I always dreaded the long autobahn drive to my Omi’s house. Two hours cramped up in the backseat of my parent’s car with nothing to do was the bane of little kid me’s existence. I couldn’t look out the window and daydream, because when you’re going 130 kilometers, everything outside the car becomes one green and gray blur. Music or audiobooks wasn’t an option, because my dad would have his long, boring, and loud telephone conferences for work while we drove. My brother, two years older than me, was too cool to talk or play with me anymore. Despite all these horrors I frequently expressed to my parents, we religiously took the harrowing journey from Hamburg to the German countryside every couple of weekends. Although I would usually complain the whole car ride over about how sick the drive made me feel, as soon as we got there my stomachache was forgotten, because at the end of the commute was the grandest of prizes: Omi’s pancakes.

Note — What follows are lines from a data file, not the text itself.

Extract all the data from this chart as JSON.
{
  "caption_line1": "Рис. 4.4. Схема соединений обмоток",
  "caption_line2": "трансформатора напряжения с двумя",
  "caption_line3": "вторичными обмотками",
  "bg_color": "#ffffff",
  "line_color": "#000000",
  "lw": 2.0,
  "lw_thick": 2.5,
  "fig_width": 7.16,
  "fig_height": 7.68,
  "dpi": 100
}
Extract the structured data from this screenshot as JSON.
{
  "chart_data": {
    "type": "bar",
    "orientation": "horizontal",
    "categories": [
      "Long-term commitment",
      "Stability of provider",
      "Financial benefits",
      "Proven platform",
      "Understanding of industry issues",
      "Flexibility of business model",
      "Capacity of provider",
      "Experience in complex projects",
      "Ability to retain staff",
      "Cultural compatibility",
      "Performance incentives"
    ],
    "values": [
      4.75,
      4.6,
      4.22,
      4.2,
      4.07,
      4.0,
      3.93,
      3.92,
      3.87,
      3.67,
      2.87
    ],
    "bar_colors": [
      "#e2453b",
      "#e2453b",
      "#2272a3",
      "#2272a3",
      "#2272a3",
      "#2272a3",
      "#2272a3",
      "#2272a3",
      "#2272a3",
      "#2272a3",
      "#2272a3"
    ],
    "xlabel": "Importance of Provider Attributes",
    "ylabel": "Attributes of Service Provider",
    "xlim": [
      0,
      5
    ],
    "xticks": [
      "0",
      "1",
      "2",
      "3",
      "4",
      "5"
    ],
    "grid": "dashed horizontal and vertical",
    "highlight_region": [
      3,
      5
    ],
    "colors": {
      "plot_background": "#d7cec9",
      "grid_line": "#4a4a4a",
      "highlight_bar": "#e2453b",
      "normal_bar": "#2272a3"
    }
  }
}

Omi opened her own restaurant in Mallorca once, probably because her pancakes have always been in high demand. She learned the art of pancake making while she lived in Sweden, where they don’t make thick, heavy and dense pancakes. The Swedes, and therefore my grandma, make the most delicate, buttery, and utterly delicious pancakes you can imagine. Soft on the inside yet crispy around the edges, about as thick as the side of one quarter and the size of a plate, and the most heavenly thing that will ever pass your lips. If the pancakes aren’t enough, my grandma also makes her own jam to go along with them. Every spring she goes out and picks as many plump wild berries as she can to make a huge and colorful assortment of homemade jams, jellies, and preserves. She makes enough to give boxes full to all our relatives, and then fills up half her house to give out again for the holidays. A small spoonful to spread lightly around your pancake will make your tastebuds explode. Although the best way to have my grandma’s pancakes is with her jam and a light sprinkle of cinnamon and sugar, they are just as amazing with butter, honey, nutella, or just plain.
Two things haven’t changed in the years since I was first introduced to Omi’s pancakes: her pancakes are just as delicious as they were 16 years ago, and the journey to see her is still grueling. To get to her pancakes now, I have to fly halfway around the world. She still lives in the same cozy wood and brick hut, sandwiched in between a sparkling lake and a lush forest. But I don’t live just a two hour autobahn drive away anymore; I live a two hour autobahn drive, two plane rides, one night in San Francisco, another plane ride, and another hour car drive away. Hamburg to Moelln becomes a pleasant joy ride in comparison to the ordeal that is travelling from Waimea, Hawaii, to my Omi’s home. Although the journey to get there has become even more torturous, the pancakes at the end are still just as worth it. They don’t cure my stomach aches anymore because they cure my jet lag now. The warm hug from my Omi that comes along with each pancake brings a sweep of gratitude over me and I am reminded of how lucky I am to be able to enjoy her heavenly pancakes.